Electric Stimuli as Instructive Cues to Guide Cellular Differentiation on Electrically Conductive Biomaterial Substrates in vitro
Abstract
Directing differential cellular response by manipulating the physical characteristics of the material is regarded as a key challenge in biomaterial implant design and tissue engineering. In developing various biomaterials, the influence of substrate properties, like surface topography, stiffness and wettability on the cell functionality has been investigated widely. However, such study to probe into the influence of substrate conductivity on cell fate processes is rather limited. The need for such an understanding is based on the fact that specific tissues in the body are electrically active in nature, such as in brain, heart and skeletal muscle.
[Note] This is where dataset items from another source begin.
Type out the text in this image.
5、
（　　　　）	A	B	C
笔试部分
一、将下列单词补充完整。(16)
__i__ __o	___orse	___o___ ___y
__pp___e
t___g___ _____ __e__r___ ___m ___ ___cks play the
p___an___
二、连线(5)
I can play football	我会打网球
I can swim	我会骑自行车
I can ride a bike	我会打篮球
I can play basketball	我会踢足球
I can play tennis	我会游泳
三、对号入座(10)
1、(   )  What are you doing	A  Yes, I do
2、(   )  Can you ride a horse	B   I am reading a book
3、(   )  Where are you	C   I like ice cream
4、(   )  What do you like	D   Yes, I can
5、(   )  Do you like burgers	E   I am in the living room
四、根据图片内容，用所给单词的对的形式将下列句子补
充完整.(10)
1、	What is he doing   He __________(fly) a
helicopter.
These tissues make use of electrical conductivity as an effective cue for tissue homeostasis, development, regeneration and so on. Moreover, understanding the importance of underlying conductivity in basic biological processes is essential in developing electrically conductive biomaterials with the ability to simulate normal electrophysiology of the body by interfacing with bioelectric fields in cells and tissues. Electrical stimulation and charge conduction can regulate numerous intracellular signalling pathways, can interact with cytoskeleton proteins to modulate the morphology, increase protein synthesis and on the more can favor the ECM protein conformational changes. On these grounds, the present dissertation illustrates that persistent electrical activation influences the multipotency of hMSCs and acts like a promoter towards selective differentiation of hMSCs into neural/cardiomyogenic or osteogenic lineage. Besides, continual exposure to electric field stimulated conducting culture environments lead to growth arrest while enhancing differentiation. In total, this dissertation suggests the dominant role of conductivity in inducing my oblast differentiation and hMSc lineage commitment that involves EF stimulated in vitro culture conditions. Also, a knowledge base with qualitative and quantitative understanding of stem cells and their response to substrate physical properties and external field effect was developed through this comprehensive study. Such an improved understanding of the ability of hMSCs in sensing electrical conductivity may lead to the development of culture additives/conditions that better induce directed stem cell differentiation.